11 April 2014
It has been on the drawing board for decades and now a small West Australian mining company says it has secured billions of dollars in funding to build the stalled Oakajee port and rail project in the state’s Mid West.
Padbury Mining has told the Australian stock exchange it has secured $6.5 billion from Australian private equity investors to create an iron ore export region akin to the Pilbara.
The company’s share price soared as much as 150 per cent on the news on Friday but because of the project’s chequered history, there is scepticism it will never get off the ground.
There has also been cynicism about the deal because the private equity investors have not been named. That saw the company go into its second trading halt this week on Friday and it has promised to reveal more details by next Tuesday.
Opening up stranded iron ore deposits in WA’s Mid West has been a dream for many a WA premier.
Last year, Colin Barnett failed to get a funding deal that would save the Mitsubishi-operated Oakajee port and rail project and the venture was suspended.
Now Padbury Mining says it can get the plan to build a deepwater port and a railway to transport iron ore from the region off the ground.
Padbury Mining’s chief executive Gary Stokes says he is confident that the long-hoped-for port and rail infrastructure development can be completed.

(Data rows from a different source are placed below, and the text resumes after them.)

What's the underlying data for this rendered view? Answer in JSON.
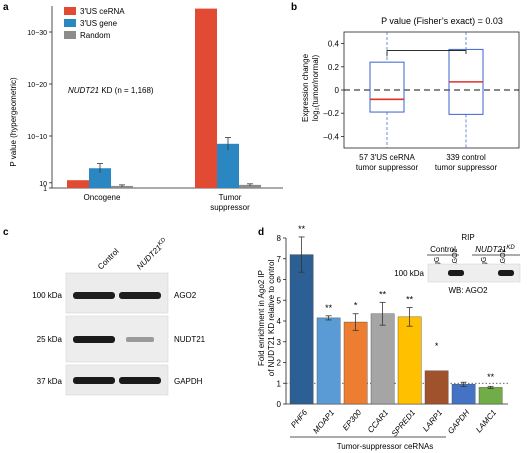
{
  "panels": {
    "a": "a",
    "b": "b",
    "c": "c",
    "d": "d"
  },
  "chart_data": [
    {
      "panel": "a",
      "type": "bar",
      "ylabel": "P value (hypergeometric)",
      "yscale": "log10-of-1/P",
      "yticks": [
        "1",
        "10",
        "10−10",
        "10−20",
        "10−30"
      ],
      "ylim": [
        0,
        35
      ],
      "categories": [
        "Oncogene",
        "Tumor suppressor"
      ],
      "category_lines": [
        [
          "Oncogene"
        ],
        [
          "Tumor",
          "suppressor"
        ]
      ],
      "series": [
        {
          "name": "3′US ceRNA",
          "color": "#e34a33",
          "values": [
            1.5,
            34.5
          ],
          "errors": [
            0,
            0
          ]
        },
        {
          "name": "3′US gene",
          "color": "#2b87c2",
          "values": [
            3.8,
            8.5
          ],
          "errors": [
            0.9,
            1.2
          ]
        },
        {
          "name": "Random",
          "color": "#8c8c8c",
          "values": [
            0.4,
            0.6
          ],
          "errors": [
            0.2,
            0.2
          ]
        }
      ],
      "annotation_gene": "NUDT21",
      "annotation_rest": " KD (n = 1,168)"
    },
    {
      "panel": "b",
      "type": "box",
      "title": "P value (Fisher’s exact) = 0.03",
      "ylabel_lines": [
        "Expression change",
        "log₂(tumor/normal)"
      ],
      "ylim": [
        -0.5,
        0.5
      ],
      "yticks": [
        "0.4",
        "0.2",
        "0",
        "–0.2",
        "–0.4"
      ],
      "ytick_values": [
        0.4,
        0.2,
        0,
        -0.2,
        -0.4
      ],
      "boxes": [
        {
          "label_lines": [
            "57 3′US ceRNA",
            "tumor suppressor"
          ],
          "q1": -0.19,
          "median": -0.08,
          "q3": 0.24,
          "whisker_low": -0.5,
          "whisker_high": 0.5
        },
        {
          "label_lines": [
            "339 control",
            "tumor suppressor"
          ],
          "q1": -0.21,
          "median": 0.07,
          "q3": 0.35,
          "whisker_low": -0.5,
          "whisker_high": 0.5
        }
      ]
    },
    {
      "panel": "d",
      "type": "bar",
      "ylabel_lines": [
        "Fold enrichment in Ago2 IP",
        "of NUDT21 KD relative to control"
      ],
      "ylim": [
        0,
        8
      ],
      "yticks": [
        "0",
        "1",
        "2",
        "3",
        "4",
        "5",
        "6",
        "7",
        "8"
      ],
      "ytick_values": [
        0,
        1,
        2,
        3,
        4,
        5,
        6,
        7,
        8
      ],
      "categories": [
        "PHF6",
        "MOAP1",
        "EP300",
        "CCAR1",
        "SPRED1",
        "LARP1",
        "GAPDH",
        "LAMC1"
      ],
      "values": [
        7.2,
        4.15,
        3.95,
        4.35,
        4.2,
        1.6,
        0.95,
        0.8
      ],
      "errors": [
        0.85,
        0.1,
        0.4,
        0.55,
        0.45,
        0.0,
        0.1,
        0.05
      ],
      "significance": [
        "**",
        "**",
        "*",
        "**",
        "**",
        "*",
        "",
        "**"
      ],
      "colors": [
        "#2c5f94",
        "#5b9bd5",
        "#ed7d31",
        "#a5a5a5",
        "#ffc000",
        "#a0522d",
        "#4472c4",
        "#70ad47"
      ],
      "xlabel": "Tumor-suppressor ceRNAs",
      "dotted_reference": 1
    }
  ],
  "blot_c": {
    "lane_labels": [
      "Control",
      "NUDT21"
    ],
    "lane2_sup": "KD",
    "rows": [
      {
        "size": "100 kDa",
        "protein": "AGO2"
      },
      {
        "size": "25 kDa",
        "protein": "NUDT21"
      },
      {
        "size": "37 kDa",
        "protein": "GAPDH"
      }
    ]
  },
  "blot_d": {
    "title": "RIP",
    "group_control": "Control",
    "group_kd": "NUDT21",
    "group_kd_sup": "KD",
    "lanes": [
      "IgG",
      "AGO2",
      "IgG",
      "AGO2"
    ],
    "size": "100 kDa",
    "caption": "WB: AGO2"
  }
}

He is hopeful that the region’s iron ore explorers will use the infrastructure to get their product to port.
“We now have the funding secured for a project that really is probably a game-changer, certainly for the Mid-West region, even for the state of WA,” he said. “It’s a whole new iron ore province.”
Mr Stokes is currently in Korea to try to get South Korea contractors on board.
But he will not say who the Australian private equity investors are.
“At this stage they want to maintain their anonymity and we’re respecting that,” he said.
Cynicism remains despite share price surge
“I think we’re still fairly sceptical until we can see some details around the announcement,” Bell Potter Securities investment advisor Giuliano Sala Tenna said.
“You know, there’s been many parties that have tried to get this project up and to date and haven’t been able to succeed.”
Mr Sala Tenna also says that questions remain because of the difficulty of getting finance for such a large project.
“Now we’ve got an iron ore junior here with a $67 million market cap, now the suggestion is they’ve secured $6 billion worth of funding.”
It took Gina Rinehart’s Roy Hill project in the Pilbara 18 months to negotiate a $7 billion finance deal with a consortium of local and overseas lenders.
Padbury Mining also hasn’t secured offtake deals to pre-sell its lower-grade magnetite iron ore to customers.
Mr Sala Tenna says pre-sales agreements are needed to attract investors.
“To get this up you’re going to need some financing from some of the larger banks and for them to get involved they’re going to need to see offtake agreements,” he said.
Mr Stokes is a former WA public servant who was fined $1,500 for leaking confidential information to former WA premier Brian Burke.
There was no conviction recorded.
Padbury Mining told the stock exchange that negotiations were underway with the WA Government to obtain the right to build the project.
“Padbury has been engaged with the Western Australian Government for some time,” it said.
But the WA Government told the ABC in a statement that it was not in detailed discussions with any new parties who were supporting the development.
“The Government is yet to enter into detailed negotiations with any new proponent for Oakajee Port and Rail infrastructure.”